Lang Eva, Stannat Wilhelm
Institut für Mathematik, Technische Universität Berlin, Berlin, 10623, Germany.
Bernstein Center for Computational Neuroscience, Berlin, 10115, Germany.
J Math Neurosci. 2017 Dec;7(1):5. doi: 10.1186/s13408-017-0048-2. Epub 2017 Jul 6.

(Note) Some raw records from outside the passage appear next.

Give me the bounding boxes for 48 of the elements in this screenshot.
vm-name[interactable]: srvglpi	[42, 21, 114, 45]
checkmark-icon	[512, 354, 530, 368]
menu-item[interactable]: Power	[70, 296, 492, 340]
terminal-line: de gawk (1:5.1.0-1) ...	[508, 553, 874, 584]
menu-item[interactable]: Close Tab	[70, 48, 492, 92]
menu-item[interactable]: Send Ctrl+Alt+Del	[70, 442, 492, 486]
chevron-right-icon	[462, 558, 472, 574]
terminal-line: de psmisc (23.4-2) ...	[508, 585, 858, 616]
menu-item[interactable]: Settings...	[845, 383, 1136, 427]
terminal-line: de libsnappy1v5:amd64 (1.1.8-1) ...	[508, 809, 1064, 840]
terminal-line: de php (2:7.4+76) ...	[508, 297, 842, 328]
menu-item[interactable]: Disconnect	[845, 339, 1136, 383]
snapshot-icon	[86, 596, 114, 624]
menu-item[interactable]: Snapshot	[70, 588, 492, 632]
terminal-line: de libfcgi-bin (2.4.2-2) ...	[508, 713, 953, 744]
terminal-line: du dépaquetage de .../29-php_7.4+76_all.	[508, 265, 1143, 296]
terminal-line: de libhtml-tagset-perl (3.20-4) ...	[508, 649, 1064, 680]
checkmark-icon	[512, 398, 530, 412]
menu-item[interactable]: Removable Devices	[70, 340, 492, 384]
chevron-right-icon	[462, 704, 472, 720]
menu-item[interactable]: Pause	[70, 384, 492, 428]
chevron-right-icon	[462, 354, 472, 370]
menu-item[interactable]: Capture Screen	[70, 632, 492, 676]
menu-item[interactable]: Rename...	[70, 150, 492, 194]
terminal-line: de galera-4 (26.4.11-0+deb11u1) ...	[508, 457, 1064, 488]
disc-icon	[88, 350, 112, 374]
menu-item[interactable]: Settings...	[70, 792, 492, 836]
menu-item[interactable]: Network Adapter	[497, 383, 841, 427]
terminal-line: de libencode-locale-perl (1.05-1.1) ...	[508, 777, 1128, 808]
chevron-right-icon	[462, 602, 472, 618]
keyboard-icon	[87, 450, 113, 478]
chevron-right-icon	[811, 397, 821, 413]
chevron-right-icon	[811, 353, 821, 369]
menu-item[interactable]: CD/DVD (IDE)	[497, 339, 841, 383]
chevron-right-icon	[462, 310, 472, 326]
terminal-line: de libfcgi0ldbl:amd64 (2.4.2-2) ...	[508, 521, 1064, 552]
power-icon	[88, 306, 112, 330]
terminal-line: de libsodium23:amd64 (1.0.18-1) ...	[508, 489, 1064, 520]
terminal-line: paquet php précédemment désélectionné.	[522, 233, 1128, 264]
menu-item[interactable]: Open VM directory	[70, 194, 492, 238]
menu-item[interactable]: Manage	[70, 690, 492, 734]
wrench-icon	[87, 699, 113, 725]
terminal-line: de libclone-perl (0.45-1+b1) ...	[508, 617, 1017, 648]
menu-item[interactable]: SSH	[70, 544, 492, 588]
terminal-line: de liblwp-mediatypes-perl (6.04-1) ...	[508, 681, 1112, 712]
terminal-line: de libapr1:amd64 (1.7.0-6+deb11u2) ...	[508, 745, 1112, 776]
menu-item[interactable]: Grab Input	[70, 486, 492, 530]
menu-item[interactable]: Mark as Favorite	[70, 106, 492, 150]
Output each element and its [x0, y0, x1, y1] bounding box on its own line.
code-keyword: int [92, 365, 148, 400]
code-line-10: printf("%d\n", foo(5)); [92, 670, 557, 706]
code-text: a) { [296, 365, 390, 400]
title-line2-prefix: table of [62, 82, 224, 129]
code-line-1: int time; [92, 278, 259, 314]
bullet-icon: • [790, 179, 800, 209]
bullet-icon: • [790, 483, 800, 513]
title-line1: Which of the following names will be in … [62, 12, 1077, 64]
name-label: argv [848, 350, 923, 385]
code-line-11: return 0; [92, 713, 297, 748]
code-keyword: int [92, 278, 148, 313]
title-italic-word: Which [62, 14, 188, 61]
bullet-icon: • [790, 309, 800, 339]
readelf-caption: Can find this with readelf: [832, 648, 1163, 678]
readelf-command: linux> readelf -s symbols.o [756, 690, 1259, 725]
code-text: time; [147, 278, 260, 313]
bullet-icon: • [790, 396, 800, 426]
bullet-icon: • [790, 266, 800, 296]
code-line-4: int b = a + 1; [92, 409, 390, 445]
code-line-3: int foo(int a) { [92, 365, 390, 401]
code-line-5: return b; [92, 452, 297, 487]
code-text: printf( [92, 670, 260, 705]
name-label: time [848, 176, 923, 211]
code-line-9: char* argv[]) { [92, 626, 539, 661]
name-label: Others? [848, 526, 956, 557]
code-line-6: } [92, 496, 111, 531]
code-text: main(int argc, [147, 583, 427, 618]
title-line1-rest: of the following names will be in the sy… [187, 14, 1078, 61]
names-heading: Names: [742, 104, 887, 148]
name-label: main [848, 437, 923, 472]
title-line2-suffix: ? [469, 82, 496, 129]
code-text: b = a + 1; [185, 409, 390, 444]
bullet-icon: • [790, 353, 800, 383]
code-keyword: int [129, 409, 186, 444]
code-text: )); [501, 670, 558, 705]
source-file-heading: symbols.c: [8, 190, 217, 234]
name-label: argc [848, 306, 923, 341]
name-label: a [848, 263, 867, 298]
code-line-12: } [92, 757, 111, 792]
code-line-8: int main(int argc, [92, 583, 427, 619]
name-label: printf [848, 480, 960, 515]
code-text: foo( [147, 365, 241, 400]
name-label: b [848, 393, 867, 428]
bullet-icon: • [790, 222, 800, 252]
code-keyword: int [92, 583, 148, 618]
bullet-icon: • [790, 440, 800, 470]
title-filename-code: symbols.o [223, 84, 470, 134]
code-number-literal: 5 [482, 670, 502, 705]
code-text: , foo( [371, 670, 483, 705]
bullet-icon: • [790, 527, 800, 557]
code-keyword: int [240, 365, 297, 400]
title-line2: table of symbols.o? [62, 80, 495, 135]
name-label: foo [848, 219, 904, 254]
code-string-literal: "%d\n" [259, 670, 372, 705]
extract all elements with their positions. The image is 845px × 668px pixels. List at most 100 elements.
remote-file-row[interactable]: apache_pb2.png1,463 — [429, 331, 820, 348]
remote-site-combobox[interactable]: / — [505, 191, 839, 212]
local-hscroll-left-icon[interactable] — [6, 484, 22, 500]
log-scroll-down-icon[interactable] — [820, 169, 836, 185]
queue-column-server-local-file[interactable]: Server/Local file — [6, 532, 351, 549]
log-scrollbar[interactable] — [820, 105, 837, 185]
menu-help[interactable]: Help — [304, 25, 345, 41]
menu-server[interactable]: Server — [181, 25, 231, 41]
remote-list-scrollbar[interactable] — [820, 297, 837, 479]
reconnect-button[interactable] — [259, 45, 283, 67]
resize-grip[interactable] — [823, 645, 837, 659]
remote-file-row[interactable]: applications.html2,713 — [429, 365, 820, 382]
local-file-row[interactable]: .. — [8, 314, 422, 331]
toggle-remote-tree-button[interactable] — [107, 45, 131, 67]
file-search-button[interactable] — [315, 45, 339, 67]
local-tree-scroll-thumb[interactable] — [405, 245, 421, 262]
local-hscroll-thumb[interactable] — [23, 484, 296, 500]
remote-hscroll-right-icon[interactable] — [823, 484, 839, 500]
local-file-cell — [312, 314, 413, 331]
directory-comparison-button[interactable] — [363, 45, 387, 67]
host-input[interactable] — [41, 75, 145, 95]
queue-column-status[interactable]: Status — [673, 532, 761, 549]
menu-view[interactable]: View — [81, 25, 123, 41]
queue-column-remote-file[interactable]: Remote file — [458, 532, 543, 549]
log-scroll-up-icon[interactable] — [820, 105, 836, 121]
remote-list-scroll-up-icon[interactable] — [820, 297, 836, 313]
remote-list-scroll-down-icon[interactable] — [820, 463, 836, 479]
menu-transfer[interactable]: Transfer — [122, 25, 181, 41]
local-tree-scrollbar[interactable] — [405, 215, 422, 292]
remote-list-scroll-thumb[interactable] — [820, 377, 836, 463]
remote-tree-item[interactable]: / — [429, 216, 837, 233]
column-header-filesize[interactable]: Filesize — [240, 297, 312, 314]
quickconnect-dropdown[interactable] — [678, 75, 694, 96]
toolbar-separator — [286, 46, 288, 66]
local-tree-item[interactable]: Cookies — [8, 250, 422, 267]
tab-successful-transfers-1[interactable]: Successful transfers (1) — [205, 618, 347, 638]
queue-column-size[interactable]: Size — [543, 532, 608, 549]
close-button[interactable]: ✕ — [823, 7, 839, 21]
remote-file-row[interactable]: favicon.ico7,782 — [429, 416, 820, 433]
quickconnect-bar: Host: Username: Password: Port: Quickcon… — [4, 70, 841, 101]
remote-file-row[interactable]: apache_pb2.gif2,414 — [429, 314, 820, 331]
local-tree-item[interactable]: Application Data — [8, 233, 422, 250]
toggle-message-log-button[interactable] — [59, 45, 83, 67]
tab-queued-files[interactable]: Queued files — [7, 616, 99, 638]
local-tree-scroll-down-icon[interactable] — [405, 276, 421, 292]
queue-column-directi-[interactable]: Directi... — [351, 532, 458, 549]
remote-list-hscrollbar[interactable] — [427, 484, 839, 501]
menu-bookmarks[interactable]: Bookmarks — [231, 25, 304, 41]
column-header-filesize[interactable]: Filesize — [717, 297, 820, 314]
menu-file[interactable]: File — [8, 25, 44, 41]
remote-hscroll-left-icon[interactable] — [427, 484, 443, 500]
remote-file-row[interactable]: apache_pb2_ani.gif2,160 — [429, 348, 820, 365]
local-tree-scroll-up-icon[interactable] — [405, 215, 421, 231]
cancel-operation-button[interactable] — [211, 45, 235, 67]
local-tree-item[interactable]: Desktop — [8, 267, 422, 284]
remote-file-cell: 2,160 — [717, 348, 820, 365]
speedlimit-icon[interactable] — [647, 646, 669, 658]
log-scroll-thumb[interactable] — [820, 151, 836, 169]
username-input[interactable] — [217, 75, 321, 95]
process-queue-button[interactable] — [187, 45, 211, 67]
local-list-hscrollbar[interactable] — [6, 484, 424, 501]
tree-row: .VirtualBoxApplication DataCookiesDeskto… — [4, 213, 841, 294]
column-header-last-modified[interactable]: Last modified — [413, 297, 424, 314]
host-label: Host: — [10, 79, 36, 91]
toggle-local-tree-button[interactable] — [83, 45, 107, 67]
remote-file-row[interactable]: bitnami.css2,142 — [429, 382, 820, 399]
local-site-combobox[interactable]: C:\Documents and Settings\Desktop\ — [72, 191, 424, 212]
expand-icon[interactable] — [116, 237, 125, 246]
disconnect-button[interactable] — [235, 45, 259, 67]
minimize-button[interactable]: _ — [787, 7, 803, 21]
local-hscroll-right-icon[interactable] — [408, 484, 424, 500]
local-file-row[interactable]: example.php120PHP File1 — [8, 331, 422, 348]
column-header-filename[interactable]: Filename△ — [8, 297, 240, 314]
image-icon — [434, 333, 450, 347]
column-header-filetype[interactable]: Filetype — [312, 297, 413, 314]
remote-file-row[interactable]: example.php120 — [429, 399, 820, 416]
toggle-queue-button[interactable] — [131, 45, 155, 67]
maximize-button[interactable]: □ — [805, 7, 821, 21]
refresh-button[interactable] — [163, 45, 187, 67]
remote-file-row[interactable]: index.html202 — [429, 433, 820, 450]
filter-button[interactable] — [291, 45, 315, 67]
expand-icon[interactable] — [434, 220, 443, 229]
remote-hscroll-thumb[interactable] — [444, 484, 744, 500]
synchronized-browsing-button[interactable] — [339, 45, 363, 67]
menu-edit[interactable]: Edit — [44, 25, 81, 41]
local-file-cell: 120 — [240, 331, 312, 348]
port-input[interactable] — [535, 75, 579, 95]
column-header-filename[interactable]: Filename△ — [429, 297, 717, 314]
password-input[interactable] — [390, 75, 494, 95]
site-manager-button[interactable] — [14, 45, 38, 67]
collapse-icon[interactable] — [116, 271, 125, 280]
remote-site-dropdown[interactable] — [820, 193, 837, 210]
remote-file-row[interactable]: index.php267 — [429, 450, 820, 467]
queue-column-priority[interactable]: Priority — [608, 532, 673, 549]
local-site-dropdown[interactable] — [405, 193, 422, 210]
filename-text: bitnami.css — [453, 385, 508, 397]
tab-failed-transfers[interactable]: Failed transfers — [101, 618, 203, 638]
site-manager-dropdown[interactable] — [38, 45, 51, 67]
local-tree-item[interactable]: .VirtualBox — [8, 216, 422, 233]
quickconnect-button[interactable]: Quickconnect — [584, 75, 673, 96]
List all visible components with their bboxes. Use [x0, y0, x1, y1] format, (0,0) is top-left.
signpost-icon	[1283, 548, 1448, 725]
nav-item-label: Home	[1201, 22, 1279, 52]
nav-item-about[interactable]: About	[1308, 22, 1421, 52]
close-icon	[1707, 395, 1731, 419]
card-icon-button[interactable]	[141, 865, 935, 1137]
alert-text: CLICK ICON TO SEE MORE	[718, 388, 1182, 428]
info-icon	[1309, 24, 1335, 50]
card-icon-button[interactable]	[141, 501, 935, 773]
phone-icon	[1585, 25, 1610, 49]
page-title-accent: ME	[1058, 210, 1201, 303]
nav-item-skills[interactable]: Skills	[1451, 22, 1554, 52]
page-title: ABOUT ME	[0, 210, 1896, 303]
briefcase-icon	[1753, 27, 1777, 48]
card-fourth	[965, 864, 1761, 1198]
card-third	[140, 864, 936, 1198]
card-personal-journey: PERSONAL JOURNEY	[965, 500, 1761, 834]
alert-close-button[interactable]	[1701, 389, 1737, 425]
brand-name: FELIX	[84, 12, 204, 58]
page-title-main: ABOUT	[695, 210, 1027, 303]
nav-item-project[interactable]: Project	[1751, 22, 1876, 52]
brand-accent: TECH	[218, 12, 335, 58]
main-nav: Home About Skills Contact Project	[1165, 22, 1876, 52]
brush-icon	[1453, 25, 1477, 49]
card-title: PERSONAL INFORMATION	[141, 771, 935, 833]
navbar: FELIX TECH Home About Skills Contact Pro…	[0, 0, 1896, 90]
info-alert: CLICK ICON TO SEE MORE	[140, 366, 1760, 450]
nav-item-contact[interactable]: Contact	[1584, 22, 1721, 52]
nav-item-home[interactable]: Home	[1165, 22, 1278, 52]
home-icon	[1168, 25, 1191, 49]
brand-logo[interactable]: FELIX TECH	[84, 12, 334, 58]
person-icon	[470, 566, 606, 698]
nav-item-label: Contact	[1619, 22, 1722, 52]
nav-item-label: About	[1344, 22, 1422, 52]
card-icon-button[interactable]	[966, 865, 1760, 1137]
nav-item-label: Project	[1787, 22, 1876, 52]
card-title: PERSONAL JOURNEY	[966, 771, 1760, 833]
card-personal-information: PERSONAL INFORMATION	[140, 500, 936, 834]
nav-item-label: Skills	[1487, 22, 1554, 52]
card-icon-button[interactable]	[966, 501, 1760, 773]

Neural field equations are used to describe the spatio-temporal evolution of the activity in a network of synaptically coupled populations of neurons in the continuum limit. Their heuristic derivation involves two approximation steps. Under the assumption that each population in the network is large, the activity is described in terms of a population average. The discrete network is then approximated by a continuum. In this article we make the two approximation steps explicit. Extending a model by Bressloff and Newby, we describe the evolution of the activity in a discrete network of finite populations by a Markov chain. In order to determine finite-size effects-deviations from the mean-field limit due to the finite size of the populations in the network-we analyze the fluctuations of this Markov chain and set up an approximating system of diffusion processes. We show that a well-posed stochastic neural field equation with a noise term accounting for finite-size effects on traveling wave solutions is obtained as the strong continuum limit.
神经场方程用于描述连续极限下由突触耦合的神经元群体网络中活动的时空演化。它们的启发式推导涉及两个近似步骤。在网络中每个群体都很大的假设下,活动用群体平均值来描述。然后离散网络由一个连续体近似。在本文中,我们明确了这两个近似步骤。扩展布雷斯洛夫和纽比的一个模型,我们用马尔可夫链描述有限群体离散网络中活动的演化。为了确定有限尺寸效应——由于网络中群体的有限尺寸而导致的与平均场极限的偏差——我们分析这个马尔可夫链的涨落并建立一个扩散过程的近似系统。我们表明,作为强连续极限,可以得到一个适定的随机神经场方程,其带有一个考虑了对行波解的有限尺寸效应的噪声项。